I have a new obsession in sweater knitting, and it’s Julie Weisenberger’s CocoKnits Method.  I’ll be telling you more about this in the coming months, but I’m constantly hemming and hawing over which sweater to try next.  I love the fit of these CocoKnits sweaters, and I’m eager to see how the cardigans knit up.

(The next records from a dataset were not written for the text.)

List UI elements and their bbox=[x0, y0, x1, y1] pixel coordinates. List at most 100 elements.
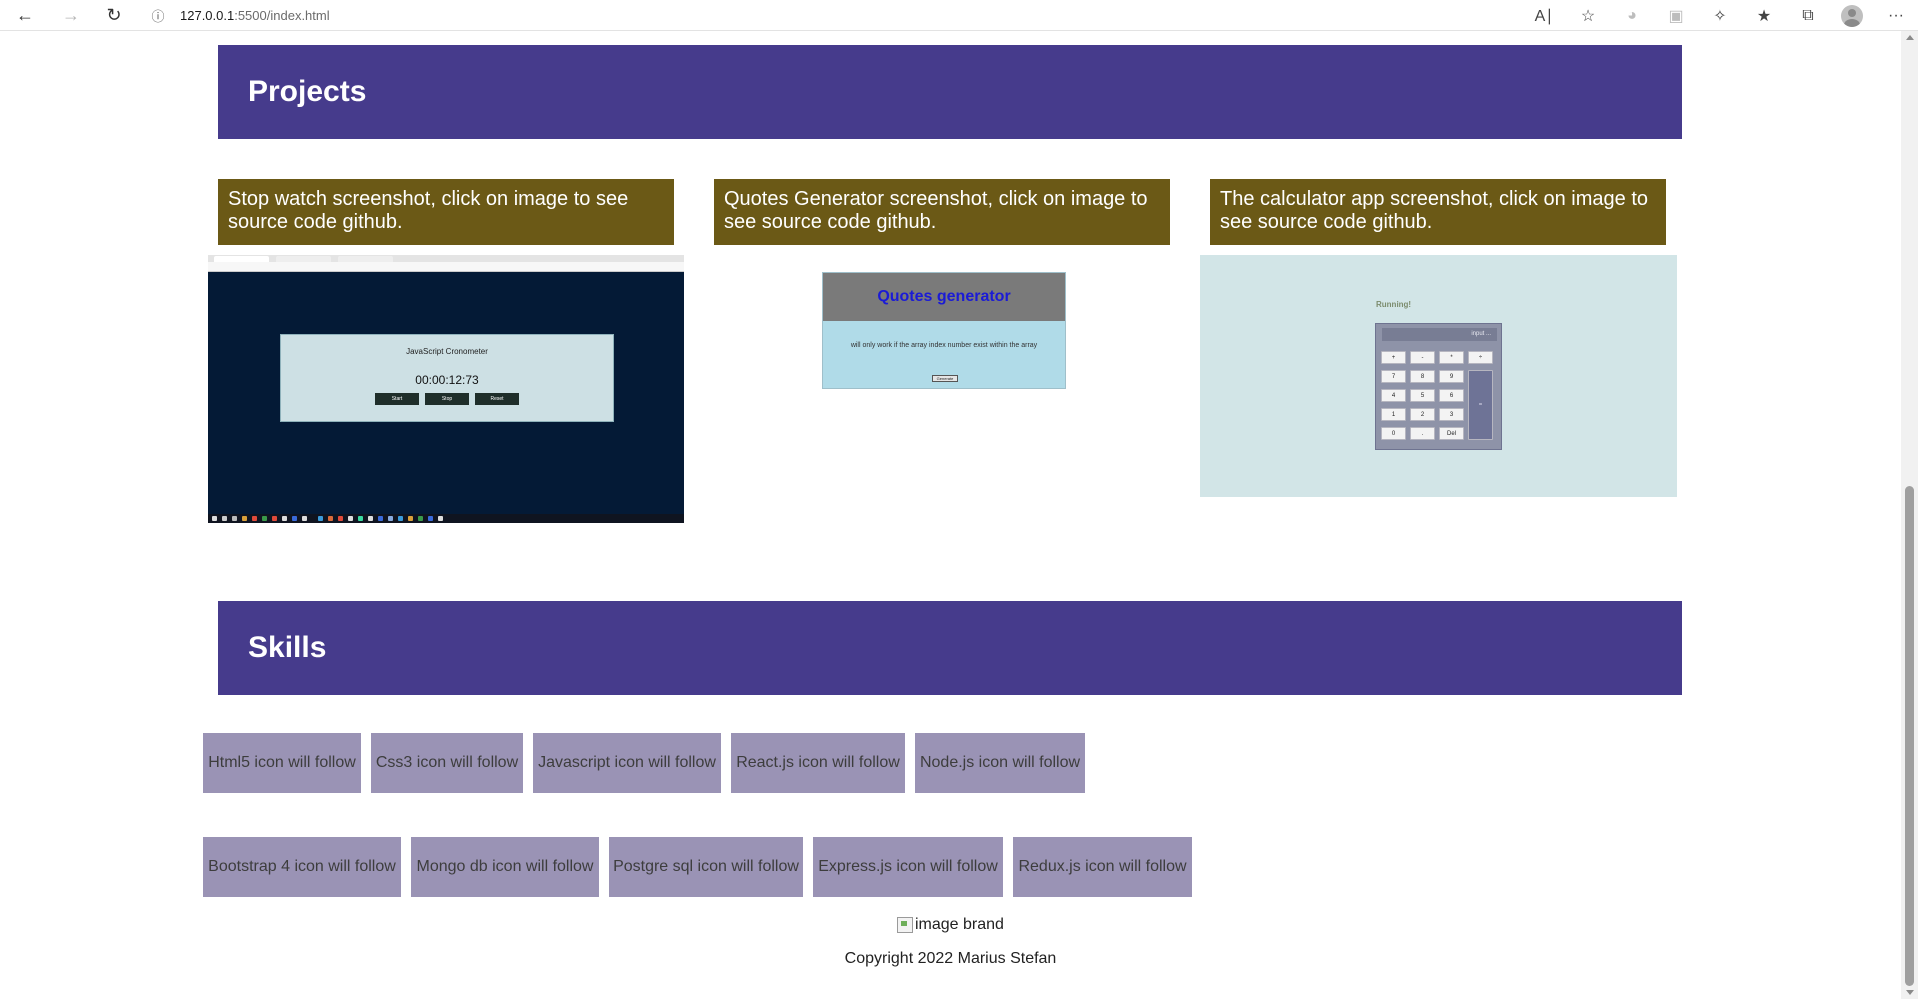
taskbar-icon bbox=[242, 516, 247, 521]
calculator-body: input ... + - * ÷ 7 8 9 4 5 6 1 2 3 0 . … bbox=[1375, 323, 1502, 450]
skill-reduxjs: Redux.js icon will follow bbox=[1013, 837, 1192, 897]
calc-key-decimal: . bbox=[1410, 427, 1435, 440]
stopwatch-time: 00:00:12:73 bbox=[415, 373, 479, 387]
calc-key-multiply: * bbox=[1439, 351, 1464, 364]
stopwatch-buttons: Start Stop Reset bbox=[281, 393, 613, 405]
scroll-up-icon[interactable] bbox=[1906, 35, 1914, 40]
calc-key-2: 2 bbox=[1410, 408, 1435, 421]
skill-reactjs: React.js icon will follow bbox=[731, 733, 905, 793]
taskbar-icon bbox=[318, 516, 323, 521]
calc-key-8: 8 bbox=[1410, 370, 1435, 383]
stopwatch-stop-button: Stop bbox=[425, 393, 469, 405]
taskbar-icon bbox=[408, 516, 413, 521]
quotes-caption: Quotes Generator screenshot, click on im… bbox=[714, 179, 1170, 245]
calc-key-0: 0 bbox=[1381, 427, 1406, 440]
taskbar-icon bbox=[282, 516, 287, 521]
brand-alt-text: image brand bbox=[915, 916, 1004, 933]
extensions-puzzle-icon[interactable]: ✧ bbox=[1698, 0, 1742, 31]
taskbar-icon bbox=[428, 516, 433, 521]
info-icon[interactable]: ⓘ bbox=[148, 5, 168, 25]
calc-key-6: 6 bbox=[1439, 389, 1464, 402]
taskbar-icon bbox=[302, 516, 307, 521]
skill-nodejs: Node.js icon will follow bbox=[915, 733, 1085, 793]
calc-key-del: Del bbox=[1439, 427, 1464, 440]
screenshot-browser-tabs bbox=[208, 255, 684, 262]
profile-avatar[interactable] bbox=[1830, 0, 1874, 31]
calculator-display: input ... bbox=[1382, 328, 1497, 341]
stopwatch-panel: JavaScript Cronometer 00:00:12:73 Start … bbox=[280, 334, 614, 422]
taskbar-icon bbox=[252, 516, 257, 521]
page-content: Projects Stop watch screenshot, click on… bbox=[0, 31, 1901, 999]
projects-title: Projects bbox=[248, 75, 367, 108]
skill-html5: Html5 icon will follow bbox=[203, 733, 361, 793]
taskbar-icon bbox=[212, 516, 217, 521]
skill-javascript: Javascript icon will follow bbox=[533, 733, 721, 793]
calc-key-9: 9 bbox=[1439, 370, 1464, 383]
taskbar-icon bbox=[418, 516, 423, 521]
taskbar-icon bbox=[232, 516, 237, 521]
screenshot-address-bar bbox=[208, 262, 684, 272]
stopwatch-start-button: Start bbox=[375, 393, 419, 405]
broken-image-icon bbox=[897, 917, 913, 933]
favorites-icon[interactable]: ★ bbox=[1742, 0, 1786, 31]
stopwatch-reset-button: Reset bbox=[475, 393, 519, 405]
stopwatch-screenshot-link[interactable]: JavaScript Cronometer 00:00:12:73 Start … bbox=[208, 255, 684, 523]
forward-arrow-icon[interactable]: → bbox=[57, 1, 85, 29]
url-text[interactable]: 127.0.0.1:5500/index.html bbox=[180, 8, 330, 23]
url-host: 127.0.0.1 bbox=[180, 7, 235, 23]
read-aloud-icon[interactable]: A∣ bbox=[1522, 0, 1566, 31]
taskbar-icon bbox=[398, 516, 403, 521]
calc-key-7: 7 bbox=[1381, 370, 1406, 383]
address-bar[interactable]: ⓘ 127.0.0.1:5500/index.html bbox=[148, 3, 1588, 27]
taskbar-icon bbox=[292, 516, 297, 521]
url-path: :5500/index.html bbox=[234, 7, 330, 23]
calc-key-3: 3 bbox=[1439, 408, 1464, 421]
calc-key-1: 1 bbox=[1381, 408, 1406, 421]
quotes-generate-button: Generate bbox=[932, 375, 958, 382]
skill-css3: Css3 icon will follow bbox=[371, 733, 523, 793]
brand-image: image brand bbox=[897, 916, 1004, 934]
calc-key-minus: - bbox=[1410, 351, 1435, 364]
taskbar-icon bbox=[222, 516, 227, 521]
taskbar-icon bbox=[358, 516, 363, 521]
quotes-title: Quotes generator bbox=[823, 273, 1065, 321]
add-favorite-icon[interactable]: ☆ bbox=[1566, 0, 1610, 31]
taskbar-icon bbox=[262, 516, 267, 521]
calculator-keypad: + - * ÷ 7 8 9 4 5 6 1 2 3 0 . Del = bbox=[1381, 351, 1493, 440]
scroll-down-icon[interactable] bbox=[1906, 990, 1914, 995]
calculator-screenshot-link[interactable]: Running! input ... + - * ÷ 7 8 9 4 5 6 1… bbox=[1200, 255, 1677, 497]
page-scrollbar[interactable] bbox=[1901, 31, 1918, 999]
avatar-icon bbox=[1841, 4, 1863, 27]
calc-key-5: 5 bbox=[1410, 389, 1435, 402]
taskbar-icon bbox=[328, 516, 333, 521]
back-arrow-icon[interactable]: ← bbox=[11, 1, 39, 29]
collections-icon[interactable]: ⧉ bbox=[1786, 0, 1830, 31]
skill-postgresql: Postgre sql icon will follow bbox=[609, 837, 803, 897]
taskbar-icon bbox=[438, 516, 443, 521]
skill-expressjs: Express.js icon will follow bbox=[813, 837, 1003, 897]
quotes-text: will only work if the array index number… bbox=[850, 342, 1038, 349]
taskbar-icon bbox=[388, 516, 393, 521]
stopwatch-caption: Stop watch screenshot, click on image to… bbox=[218, 179, 674, 245]
taskbar-icon bbox=[338, 516, 343, 521]
taskbar-icon bbox=[272, 516, 277, 521]
quotes-screenshot-link[interactable]: Quotes generator will only work if the a… bbox=[822, 272, 1066, 389]
copyright-text: Copyright 2022 Marius Stefan bbox=[844, 950, 1057, 967]
browser-actions: A∣ ☆ ◕ ▣ ✧ ★ ⧉ ··· bbox=[1522, 0, 1918, 31]
skills-header: Skills bbox=[218, 601, 1682, 695]
skill-bootstrap4: Bootstrap 4 icon will follow bbox=[203, 837, 401, 897]
more-menu-icon[interactable]: ··· bbox=[1874, 0, 1918, 31]
extension-2-icon[interactable]: ▣ bbox=[1654, 0, 1698, 31]
calc-key-divide: ÷ bbox=[1468, 351, 1493, 364]
calc-key-4: 4 bbox=[1381, 389, 1406, 402]
scroll-thumb[interactable] bbox=[1905, 486, 1914, 986]
calc-key-plus: + bbox=[1381, 351, 1406, 364]
extension-icon[interactable]: ◕ bbox=[1610, 0, 1654, 31]
calculator-status: Running! bbox=[1376, 300, 1412, 309]
refresh-icon[interactable]: ↻ bbox=[100, 1, 128, 29]
taskbar-icon bbox=[378, 516, 383, 521]
calc-key-equals: = bbox=[1468, 370, 1493, 440]
taskbar-icon bbox=[348, 516, 353, 521]
skills-title: Skills bbox=[248, 631, 327, 664]
calculator-caption: The calculator app screenshot, click on … bbox=[1210, 179, 1666, 245]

I’ve pretty much decided that I’m going to knit up Franca, with its pockets and overall simplicity – and I’m hoping to knit it up into using Juniper Moon’s Fourteen in the Goldspire color.  The only sweater I’ve seen out in the world that I want to replicate this year is Isabel Marant’s Baikal in this gorgeous yellow (which you can buy from my favorite shoe & apparel store in the entire world, Scarpa in Charlottesville!).  Franca + Fourteen/Goldspire is the winning combination to achieve this.  I’m kind of obsessed with the Franca sweater, and I keep thinking of other fabulous yarns for this sweater: Stargazer Brushed for fashionable fuzz, Noro’s Ito for daring color, Blue Sky’s Extra for good clean fun.  There are tons of beautiful options for Franca.

Kiki
Kiki by Julie Weisenberger

That said, the Kiki CocoKnits sweater has also caught my eye.  All those cables are calling to me, and I think I may have found the perfect shade of pink to make this the ultimate pink cabled cardigan.  Kiki doesn’t have to be knit up in a distinctive pink, and there are countless yarns that would be a delicious choice.  A classic, straightforward wool like Shepherds Wool is a timeless choice, as is Brooklyn Tweed’s Shelter.  HiKoo’s Kenzie will add a fleckle and halo to this fabric while still giving great stitch definition.  Kokon’s Merion DK would also be a delicious choice with is gorgeous palette.

These ideas are just the tip of the iceberg when it comes to this classic sweater shape.  Given how much most women love these sweaters, wouldn’t it be nice to bring one of these into the world with your own two hands?